DİYET YOK, SADECE SAĞLIKLI BESLENME KURALLARI
Diyabet diyeti algısına değinerek ‘diyabet diyeti’ değil ‘sağlıklı beslenme kuralı’ diyen Uzm. Dr. Taşkale,“Diyabetik hastanın diyeti genel sağlıklı beslenme kuralıdır, olması gereken kiloya getiren, kan şekerinin bozulmasını önleyen aynı zamanda da aşırı karbonhidrat alımını engelleyen bir diyet öneriyoruz. Bu diyeti de yalnızca şeker hastalarına değil herkese öneriyoruz.Her yıl diyabet sayısı artıyor ve artışın yaşam tarzıyla ilişkisi var. Hareketsiz yaşam, konforun artması, yiyeceğe daha kolay ulaşma ve bu yiyeceğin vücutta tüketilmemesi neden oluyor. Hazır gıdalardın katkı maddelerinin diyabeti hızlandırabileceğine dair şüpheler de var” ifadelerini kullandı.
TEDAVİDE ÖNCELİK, DİYET VE EGZERSİZ
Diyabetin uzun yaşam şansına nasıl çevrilebileceğini anlatan Taşkale, “Diyabet bazen bir şanstır, sağlıklı beslenmek ve düzenli doktor kontrolleri için bir şanstır.
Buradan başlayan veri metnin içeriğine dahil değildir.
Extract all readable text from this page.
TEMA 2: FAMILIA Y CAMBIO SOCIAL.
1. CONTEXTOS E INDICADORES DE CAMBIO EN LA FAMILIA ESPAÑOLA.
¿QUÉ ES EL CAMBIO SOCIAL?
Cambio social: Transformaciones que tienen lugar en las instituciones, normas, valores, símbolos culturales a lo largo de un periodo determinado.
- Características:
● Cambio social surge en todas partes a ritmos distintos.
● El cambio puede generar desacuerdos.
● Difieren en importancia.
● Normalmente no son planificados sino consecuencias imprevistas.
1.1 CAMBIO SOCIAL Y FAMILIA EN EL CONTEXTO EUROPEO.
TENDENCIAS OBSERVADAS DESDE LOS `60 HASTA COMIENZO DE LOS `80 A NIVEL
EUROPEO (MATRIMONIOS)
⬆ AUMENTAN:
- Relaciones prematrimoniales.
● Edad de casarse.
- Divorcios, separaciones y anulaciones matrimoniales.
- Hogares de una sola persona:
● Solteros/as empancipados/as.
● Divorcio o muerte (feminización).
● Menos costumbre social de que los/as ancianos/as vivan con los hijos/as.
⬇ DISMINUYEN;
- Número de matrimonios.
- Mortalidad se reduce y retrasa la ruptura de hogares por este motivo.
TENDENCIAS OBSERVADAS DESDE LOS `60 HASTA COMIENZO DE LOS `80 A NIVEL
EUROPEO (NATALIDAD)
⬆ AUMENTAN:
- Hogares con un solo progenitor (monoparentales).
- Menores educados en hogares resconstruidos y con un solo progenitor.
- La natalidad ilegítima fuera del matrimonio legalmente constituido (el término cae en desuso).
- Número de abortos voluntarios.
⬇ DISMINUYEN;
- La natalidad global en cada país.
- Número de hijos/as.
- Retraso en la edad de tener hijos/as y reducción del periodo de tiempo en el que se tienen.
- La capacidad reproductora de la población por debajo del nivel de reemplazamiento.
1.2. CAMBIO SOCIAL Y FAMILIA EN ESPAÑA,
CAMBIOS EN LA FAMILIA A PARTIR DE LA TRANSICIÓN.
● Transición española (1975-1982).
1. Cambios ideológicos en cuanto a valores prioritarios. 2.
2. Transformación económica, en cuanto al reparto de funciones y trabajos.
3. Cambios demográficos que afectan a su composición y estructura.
Hastalığı önleme çabası sayesinde bir nevi ömrünüz uzuyor aslında, bunu böyle bir fırsat olarak görmek lazım” dedi. Hastalara modern tıp tavsiyelerine uymalarını öneren Taşkale, ilaçların ikinci planda kaldığını önceliğin diyet ve egzersiz olduğunu söyledi.